Systematic study of 16O-induced fusions with the improved quantum molecular dynamics model

TL;DR

This study uses the improved quantum molecular dynamics model to systematically analyze fusion reactions induced by 16O on various nuclei, successfully reproducing experimental cross sections and exploring the effects of Fermi constraints.

Contribution

It introduces an application of the ImQMD model with specific parameters to systematically study 16O-induced fusion reactions and examines the role of Fermi constraints in fusion dynamics.

Findings

Fusion cross sections are well reproduced near and above Coulomb barriers.

Fermi constraints significantly influence fusion process and fragment stability.

Dynamical potentials are analyzed alongside fusion outcomes.

Abstract

The heavy-ion fusion reactions with 16O bombarding on 62Ni, 65Cu, 74Ge, 148Nd, 180Hf, 186W, 208Pb, 238U are systematically investigated with the improved quantum molecular dynamics (ImQMD) model.
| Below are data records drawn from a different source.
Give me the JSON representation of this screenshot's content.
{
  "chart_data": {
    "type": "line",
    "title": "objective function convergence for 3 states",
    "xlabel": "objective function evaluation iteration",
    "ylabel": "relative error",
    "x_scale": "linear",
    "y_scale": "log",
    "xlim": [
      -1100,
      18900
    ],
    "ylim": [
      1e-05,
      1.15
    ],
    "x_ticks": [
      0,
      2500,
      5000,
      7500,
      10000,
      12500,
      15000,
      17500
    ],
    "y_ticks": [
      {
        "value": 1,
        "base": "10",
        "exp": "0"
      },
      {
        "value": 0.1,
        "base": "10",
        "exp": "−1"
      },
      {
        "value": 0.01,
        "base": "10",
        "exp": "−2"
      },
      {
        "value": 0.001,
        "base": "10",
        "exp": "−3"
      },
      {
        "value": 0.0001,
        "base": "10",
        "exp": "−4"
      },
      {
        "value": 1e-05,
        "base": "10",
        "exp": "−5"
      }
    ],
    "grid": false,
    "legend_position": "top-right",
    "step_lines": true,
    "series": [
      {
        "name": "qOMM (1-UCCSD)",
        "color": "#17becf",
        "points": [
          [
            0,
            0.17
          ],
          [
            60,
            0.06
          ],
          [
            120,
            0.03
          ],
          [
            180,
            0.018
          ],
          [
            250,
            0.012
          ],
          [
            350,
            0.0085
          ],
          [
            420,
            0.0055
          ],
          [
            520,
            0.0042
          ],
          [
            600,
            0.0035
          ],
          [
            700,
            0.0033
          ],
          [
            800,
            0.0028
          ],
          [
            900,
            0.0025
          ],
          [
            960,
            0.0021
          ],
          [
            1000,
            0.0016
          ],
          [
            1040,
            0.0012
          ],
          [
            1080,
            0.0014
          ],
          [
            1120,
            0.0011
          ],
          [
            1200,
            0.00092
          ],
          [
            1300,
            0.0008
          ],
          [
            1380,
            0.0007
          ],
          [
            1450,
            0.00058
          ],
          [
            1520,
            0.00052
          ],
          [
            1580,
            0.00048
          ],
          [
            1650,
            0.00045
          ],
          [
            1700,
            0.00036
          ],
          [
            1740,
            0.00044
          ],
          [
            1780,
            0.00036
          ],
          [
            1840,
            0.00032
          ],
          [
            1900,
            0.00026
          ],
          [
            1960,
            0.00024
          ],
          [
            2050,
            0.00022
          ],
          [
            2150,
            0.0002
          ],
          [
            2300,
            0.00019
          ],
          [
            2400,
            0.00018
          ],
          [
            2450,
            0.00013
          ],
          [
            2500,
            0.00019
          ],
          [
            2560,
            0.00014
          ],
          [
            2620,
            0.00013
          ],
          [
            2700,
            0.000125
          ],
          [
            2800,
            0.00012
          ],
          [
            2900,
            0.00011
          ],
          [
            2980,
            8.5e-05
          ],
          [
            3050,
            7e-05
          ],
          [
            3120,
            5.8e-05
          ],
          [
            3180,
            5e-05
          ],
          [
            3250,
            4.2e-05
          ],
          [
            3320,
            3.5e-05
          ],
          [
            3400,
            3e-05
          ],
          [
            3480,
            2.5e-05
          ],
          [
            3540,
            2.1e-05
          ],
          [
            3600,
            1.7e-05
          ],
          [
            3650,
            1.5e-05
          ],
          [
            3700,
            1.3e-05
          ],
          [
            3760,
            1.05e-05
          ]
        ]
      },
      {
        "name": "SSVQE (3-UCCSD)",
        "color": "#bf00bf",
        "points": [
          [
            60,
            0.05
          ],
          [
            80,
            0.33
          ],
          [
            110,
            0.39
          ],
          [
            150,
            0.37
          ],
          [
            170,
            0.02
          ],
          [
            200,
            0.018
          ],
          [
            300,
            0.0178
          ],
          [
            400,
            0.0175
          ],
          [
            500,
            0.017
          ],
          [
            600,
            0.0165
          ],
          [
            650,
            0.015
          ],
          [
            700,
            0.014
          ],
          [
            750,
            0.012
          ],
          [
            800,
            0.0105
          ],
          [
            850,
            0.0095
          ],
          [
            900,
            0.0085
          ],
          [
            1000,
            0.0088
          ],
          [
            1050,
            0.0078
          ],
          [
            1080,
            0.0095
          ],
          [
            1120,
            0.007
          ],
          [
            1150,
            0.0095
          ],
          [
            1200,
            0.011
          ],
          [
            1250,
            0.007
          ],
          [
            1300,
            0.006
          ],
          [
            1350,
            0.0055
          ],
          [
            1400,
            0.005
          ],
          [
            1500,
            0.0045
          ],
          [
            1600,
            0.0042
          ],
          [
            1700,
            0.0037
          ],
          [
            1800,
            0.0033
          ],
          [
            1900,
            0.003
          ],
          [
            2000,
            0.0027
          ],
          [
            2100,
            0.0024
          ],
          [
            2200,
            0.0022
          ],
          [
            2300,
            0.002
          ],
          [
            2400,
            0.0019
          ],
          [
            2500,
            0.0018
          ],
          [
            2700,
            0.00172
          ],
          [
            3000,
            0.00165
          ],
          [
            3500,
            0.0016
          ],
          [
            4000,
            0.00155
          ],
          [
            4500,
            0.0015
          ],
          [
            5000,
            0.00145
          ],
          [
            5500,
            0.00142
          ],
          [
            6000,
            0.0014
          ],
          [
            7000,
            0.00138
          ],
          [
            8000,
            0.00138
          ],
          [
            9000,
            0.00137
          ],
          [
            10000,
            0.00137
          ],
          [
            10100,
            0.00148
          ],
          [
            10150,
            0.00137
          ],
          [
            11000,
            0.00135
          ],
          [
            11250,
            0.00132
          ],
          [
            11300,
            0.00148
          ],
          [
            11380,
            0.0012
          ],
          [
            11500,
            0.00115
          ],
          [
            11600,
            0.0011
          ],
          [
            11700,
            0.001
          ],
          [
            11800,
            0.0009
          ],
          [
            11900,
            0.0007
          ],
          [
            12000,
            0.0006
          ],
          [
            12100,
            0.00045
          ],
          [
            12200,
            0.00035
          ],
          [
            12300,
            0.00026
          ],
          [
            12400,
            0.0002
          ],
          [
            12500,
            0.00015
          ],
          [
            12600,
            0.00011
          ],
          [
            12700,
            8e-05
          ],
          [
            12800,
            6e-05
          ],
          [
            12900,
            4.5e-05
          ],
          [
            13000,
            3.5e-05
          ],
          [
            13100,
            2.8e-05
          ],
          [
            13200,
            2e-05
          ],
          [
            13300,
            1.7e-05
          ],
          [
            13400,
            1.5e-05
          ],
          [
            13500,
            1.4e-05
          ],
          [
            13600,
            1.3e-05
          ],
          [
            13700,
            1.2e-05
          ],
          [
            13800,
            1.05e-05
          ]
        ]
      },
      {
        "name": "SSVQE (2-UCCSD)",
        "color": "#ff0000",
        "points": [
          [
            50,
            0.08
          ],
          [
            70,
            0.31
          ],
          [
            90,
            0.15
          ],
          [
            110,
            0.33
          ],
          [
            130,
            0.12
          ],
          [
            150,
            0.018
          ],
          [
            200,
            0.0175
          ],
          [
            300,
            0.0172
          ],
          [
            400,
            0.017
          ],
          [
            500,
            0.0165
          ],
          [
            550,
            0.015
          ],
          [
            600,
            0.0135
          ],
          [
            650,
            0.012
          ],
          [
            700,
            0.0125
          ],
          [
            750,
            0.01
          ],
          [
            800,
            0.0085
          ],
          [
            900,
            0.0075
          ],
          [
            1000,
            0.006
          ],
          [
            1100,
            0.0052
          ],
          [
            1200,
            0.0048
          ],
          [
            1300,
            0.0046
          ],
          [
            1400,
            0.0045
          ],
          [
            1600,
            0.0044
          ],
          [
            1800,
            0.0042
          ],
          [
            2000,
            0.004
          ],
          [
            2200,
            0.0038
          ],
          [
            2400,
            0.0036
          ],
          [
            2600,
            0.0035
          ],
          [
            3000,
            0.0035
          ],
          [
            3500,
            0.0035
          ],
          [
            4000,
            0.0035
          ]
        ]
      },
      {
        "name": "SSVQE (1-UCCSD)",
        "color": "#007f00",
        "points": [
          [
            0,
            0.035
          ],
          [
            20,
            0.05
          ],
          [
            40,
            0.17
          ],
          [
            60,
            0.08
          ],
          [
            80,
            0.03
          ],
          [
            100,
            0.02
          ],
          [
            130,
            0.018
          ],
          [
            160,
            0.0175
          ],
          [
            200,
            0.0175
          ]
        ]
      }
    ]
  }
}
The fusion cross sections at energies near and above the Coulomb barriers can be reasonably well reproduced by using this semi-classical microscopic transport model with the parameter sets SkP* and IQ3a. The dynamical nucleus-nucleus potentials and the influence of Fermi constraint on the fusion process are also studied simultaneously. In addition to the mean field, the Fermi constraint also plays a key role for the reliable description of fusion process and for improving the stability of fragments in heavy-ion collisions.